Did you know the United States has the highest incarceration rate in the world? And that blacks and Latinos are greatly overrepresented among those under correctional supervision (probation/prisons/jails and parole)? Central Washington University’s Douglas Honors College Miniversity will explore how this situation evolved over the last several decades. The four-week symposia will address the policies and practices that created this problem and those that can help reduce this kind of racial injustice.
The course will meet the first four Tuesdays in May at 6:30 p.m. in Language and Literature building, room 103F. People may register online at www.cwu.edu/douglas-honors/miniversity-home; there is no charge for this course. Register early, as space is limited. Parking in CWU lots is free after 4:30 p.m., except in specially marked spaces and in residence hall lots.
In this course, there will be four different speakers to address different facts of this complex problem.

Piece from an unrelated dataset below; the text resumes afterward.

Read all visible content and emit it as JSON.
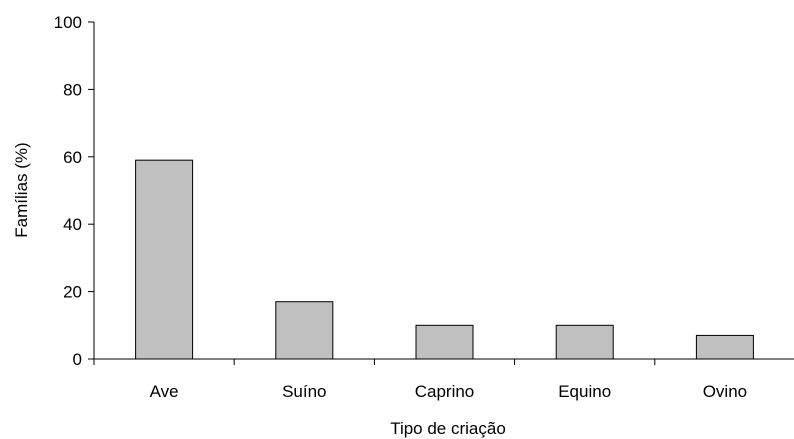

Introduction to Mass Incarceration
Chuck Reasons, is a professor in CWU’s Law and Justice Department. In addition to a doctorate in sociology, Reasons also holds a law degree from the University of British Columbia Law School. Reasons specializes in law, criminology, criminal justice and minorities, crime, and comparative homicide between Canada and the United States.
Mass Incarceration and the Law
Teresa Divine is a lawyer, specializing in criminal and civil law and procedure, family law, and correctional law. She is also an associate professor and associate graduate faculty in CWU’s Law and Justice Department. Divine specializes in criminal and civil law and procedure, family law, and correctional law.
Mass Incarceration and Women
Mindie Dieu is associate dean for student achievement and a professor in CWU’s Department of English. She has taught courses in state prisons, and has written about her experiences with inmates.
Reducing Mass Incarceration
Roger Schaefer is a professor in the CWU’s Department of Law and Justice. His research interests include sex offender community supervision, correctional dynamics and discourse, and correctional program evaluation.